The one other issue I had with this movie is the depiction of government official Inoue, who is tasked with tracking down and weeding out any vestiges of Christianity in his district. I found that this character comes off with over-the-top unctuousness which makes him cartoonishly villainous. This was a shame, since there are actually a few thoughtful and philosophical verbal exchanges between him and the young Jesuit priests. But these and nearly everything else Inoue does are undermined by an overly sleazy, slurred delivery of his lines that would be more fitting for a B-grade horror movie bad guy. Yes, the character is meant to be dislikable, but I feel that it would have been far more interesting had they given him a more noble carriage and not made him so easy to despise.

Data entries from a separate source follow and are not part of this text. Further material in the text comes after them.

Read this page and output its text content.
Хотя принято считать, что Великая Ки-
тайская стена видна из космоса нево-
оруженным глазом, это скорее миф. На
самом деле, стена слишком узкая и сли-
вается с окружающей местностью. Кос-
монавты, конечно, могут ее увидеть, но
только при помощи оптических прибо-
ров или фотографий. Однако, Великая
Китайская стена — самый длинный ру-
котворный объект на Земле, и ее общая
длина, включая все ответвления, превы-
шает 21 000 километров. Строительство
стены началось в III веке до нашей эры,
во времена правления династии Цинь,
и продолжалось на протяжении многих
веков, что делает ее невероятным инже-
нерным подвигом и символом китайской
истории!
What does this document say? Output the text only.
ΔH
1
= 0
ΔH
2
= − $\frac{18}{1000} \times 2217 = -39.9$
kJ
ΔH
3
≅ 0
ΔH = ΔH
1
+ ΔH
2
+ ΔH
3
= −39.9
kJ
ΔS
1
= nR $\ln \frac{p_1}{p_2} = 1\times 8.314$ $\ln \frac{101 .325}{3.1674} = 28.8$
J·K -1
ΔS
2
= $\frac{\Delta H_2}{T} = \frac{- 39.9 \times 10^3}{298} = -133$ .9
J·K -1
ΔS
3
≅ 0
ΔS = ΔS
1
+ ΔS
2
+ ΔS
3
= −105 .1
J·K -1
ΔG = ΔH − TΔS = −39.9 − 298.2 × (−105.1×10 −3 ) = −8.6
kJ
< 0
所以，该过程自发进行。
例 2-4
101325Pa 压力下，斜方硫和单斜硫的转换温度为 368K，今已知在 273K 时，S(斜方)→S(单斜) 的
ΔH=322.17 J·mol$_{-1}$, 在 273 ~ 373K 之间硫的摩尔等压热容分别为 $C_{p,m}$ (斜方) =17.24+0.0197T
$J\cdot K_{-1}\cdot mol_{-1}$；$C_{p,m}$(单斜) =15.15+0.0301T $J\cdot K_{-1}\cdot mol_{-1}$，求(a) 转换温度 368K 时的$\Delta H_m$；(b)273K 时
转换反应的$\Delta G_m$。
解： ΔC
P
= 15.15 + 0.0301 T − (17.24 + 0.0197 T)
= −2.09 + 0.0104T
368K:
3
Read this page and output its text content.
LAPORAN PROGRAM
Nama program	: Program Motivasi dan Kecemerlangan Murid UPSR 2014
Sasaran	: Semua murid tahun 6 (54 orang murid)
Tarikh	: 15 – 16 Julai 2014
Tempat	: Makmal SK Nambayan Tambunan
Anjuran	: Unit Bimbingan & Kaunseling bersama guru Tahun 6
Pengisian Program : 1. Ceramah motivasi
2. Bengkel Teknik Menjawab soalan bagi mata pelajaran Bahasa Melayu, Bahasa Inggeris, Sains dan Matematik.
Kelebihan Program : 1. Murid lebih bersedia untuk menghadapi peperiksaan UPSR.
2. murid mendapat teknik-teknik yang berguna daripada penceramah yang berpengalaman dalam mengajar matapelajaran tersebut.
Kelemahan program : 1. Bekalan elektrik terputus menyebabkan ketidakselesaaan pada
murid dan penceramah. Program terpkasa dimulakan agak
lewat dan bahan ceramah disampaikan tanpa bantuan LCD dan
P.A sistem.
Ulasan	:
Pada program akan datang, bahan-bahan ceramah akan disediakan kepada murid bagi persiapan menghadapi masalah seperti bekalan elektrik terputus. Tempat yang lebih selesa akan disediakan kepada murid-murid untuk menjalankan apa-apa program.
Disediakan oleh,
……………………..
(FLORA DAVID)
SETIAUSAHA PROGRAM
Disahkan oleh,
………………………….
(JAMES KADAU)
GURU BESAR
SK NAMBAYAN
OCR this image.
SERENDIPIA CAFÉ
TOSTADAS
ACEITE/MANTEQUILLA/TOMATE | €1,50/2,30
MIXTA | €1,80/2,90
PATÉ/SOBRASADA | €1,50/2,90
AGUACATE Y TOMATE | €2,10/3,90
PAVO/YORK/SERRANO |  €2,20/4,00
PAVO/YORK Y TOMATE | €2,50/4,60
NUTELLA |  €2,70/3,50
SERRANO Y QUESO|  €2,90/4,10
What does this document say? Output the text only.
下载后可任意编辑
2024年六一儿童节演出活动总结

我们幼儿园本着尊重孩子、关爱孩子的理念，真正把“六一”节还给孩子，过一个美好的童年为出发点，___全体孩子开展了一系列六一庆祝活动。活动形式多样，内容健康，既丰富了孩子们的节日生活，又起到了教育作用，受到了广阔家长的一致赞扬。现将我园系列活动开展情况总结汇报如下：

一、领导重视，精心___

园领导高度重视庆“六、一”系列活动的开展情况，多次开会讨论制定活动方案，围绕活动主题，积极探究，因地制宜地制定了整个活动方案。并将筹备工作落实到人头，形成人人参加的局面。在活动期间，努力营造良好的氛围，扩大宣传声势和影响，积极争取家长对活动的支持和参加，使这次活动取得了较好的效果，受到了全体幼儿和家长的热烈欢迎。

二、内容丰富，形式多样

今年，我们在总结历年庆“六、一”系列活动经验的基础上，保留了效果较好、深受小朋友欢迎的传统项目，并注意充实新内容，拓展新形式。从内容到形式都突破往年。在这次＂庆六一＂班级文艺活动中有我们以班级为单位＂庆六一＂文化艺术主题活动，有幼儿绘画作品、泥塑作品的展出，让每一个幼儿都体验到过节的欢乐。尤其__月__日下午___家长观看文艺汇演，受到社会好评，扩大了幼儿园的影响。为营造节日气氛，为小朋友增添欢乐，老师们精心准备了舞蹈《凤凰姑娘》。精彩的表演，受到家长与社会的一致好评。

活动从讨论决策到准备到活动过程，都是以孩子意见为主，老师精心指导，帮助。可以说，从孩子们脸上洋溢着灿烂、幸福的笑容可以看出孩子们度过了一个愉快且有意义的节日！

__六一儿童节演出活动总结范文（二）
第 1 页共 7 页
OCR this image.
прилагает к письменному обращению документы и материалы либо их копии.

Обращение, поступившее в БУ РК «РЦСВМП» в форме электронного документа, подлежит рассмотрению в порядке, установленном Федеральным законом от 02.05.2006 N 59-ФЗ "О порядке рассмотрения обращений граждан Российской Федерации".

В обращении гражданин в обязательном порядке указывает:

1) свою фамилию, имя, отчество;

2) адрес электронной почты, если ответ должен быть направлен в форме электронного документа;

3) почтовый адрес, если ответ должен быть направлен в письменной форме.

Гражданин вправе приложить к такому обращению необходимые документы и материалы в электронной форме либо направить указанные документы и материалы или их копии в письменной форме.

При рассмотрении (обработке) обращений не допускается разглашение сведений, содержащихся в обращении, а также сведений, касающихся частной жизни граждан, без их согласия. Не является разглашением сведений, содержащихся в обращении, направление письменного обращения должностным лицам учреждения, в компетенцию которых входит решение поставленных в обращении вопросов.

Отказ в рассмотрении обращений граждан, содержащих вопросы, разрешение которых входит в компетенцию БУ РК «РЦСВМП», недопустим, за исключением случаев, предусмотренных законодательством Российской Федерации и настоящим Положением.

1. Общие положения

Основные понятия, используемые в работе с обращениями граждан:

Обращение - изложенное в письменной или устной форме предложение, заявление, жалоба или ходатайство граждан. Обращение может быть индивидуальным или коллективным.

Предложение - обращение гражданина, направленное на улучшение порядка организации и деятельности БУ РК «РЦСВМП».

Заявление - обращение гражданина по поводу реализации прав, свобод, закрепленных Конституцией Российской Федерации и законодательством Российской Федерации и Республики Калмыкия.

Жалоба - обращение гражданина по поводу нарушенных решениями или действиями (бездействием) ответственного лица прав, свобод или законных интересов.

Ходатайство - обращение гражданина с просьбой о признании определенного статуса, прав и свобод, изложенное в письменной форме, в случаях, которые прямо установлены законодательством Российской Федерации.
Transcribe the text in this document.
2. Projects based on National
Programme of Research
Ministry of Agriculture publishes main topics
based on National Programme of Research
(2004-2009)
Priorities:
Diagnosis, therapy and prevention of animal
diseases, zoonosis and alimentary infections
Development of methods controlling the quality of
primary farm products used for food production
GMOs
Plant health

If you've heard anything about this movie, it is likely about the visuals. They are truly stunning. As Martin Scorsese has shown time and time again, he knows how to find cinematographers and put them in positions to create visual masterpieces. Silence is no exception. It is an odd contrast to the spiritual turmoil and physical tortures being suffered throughout the picture, but the landscapes, costumes, and sets are beautifully captured, making the movie a pleasure to drink in for much of its considerable running length. It also helps that the acting is (aside from Issei Ogata's portrayal of Inoue) strong.

I recently read the novel, which Scorsese remained highly faithful to. While anyone interested in solid film making or the religious and spiritual themes would appreciate the movie's strengths, those more intrigued by the latter would perhaps gain more from reading the novel.